Historical population
| Census | Pop. | Note | %± |
| 1910 | 202 |  | — |
| 1920 | 158 |  | −21.8% |
| 1930 | 170 |  | 7.6% |
| 1940 | 157 |  | −7.6% |
| 1950 | 102 |  | −35.0% |
| 1960 | 80 |  | −21.6% |
| 1970 | 34 |  | −57.5% |
| 1980 | 38 |  | 11.8% |
| 1990 | 24 |  | −36.8% |
| 2010 | 20 |  | — |
| 2020 | 13 |  | −35.0% |
U.S. Decennial Census

===2010 census===
As of the census of 2010, there were 20 people, 7 households, and 5 families residing in the CDP. The population density was 59.2 PD/sqmi. There were 17 housing units at an average density of 50.3 /sqmi. The racial makeup of the CDP was 100.0% White.

There were 7 households, of which 57.1% had children under the age of 18 living with them, 71.4% were married couples living together, and 28.6% were non-families. 14.3% of all households were made up of individuals, and 14.3% had someone living alone who was 65 years of age or older. The average household size was 2.86 and the average family size was 3.40.

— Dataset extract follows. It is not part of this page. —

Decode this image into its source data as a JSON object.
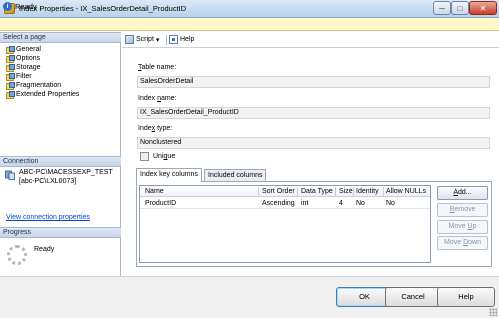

The median age in the CDP was 45.5 years. 35.0% of residents were under the age of 18; 5.0% were between the ages of 18 and 24; 5.0% were from 25 to 44; 40.0% were from 45 to 64; and 15.0% were 65 years of age or older. The gender makeup of the CDP was 65.0% male and 35.0% female.

==Education==
It is within Rugby Public Schools, which operates Rugby High School.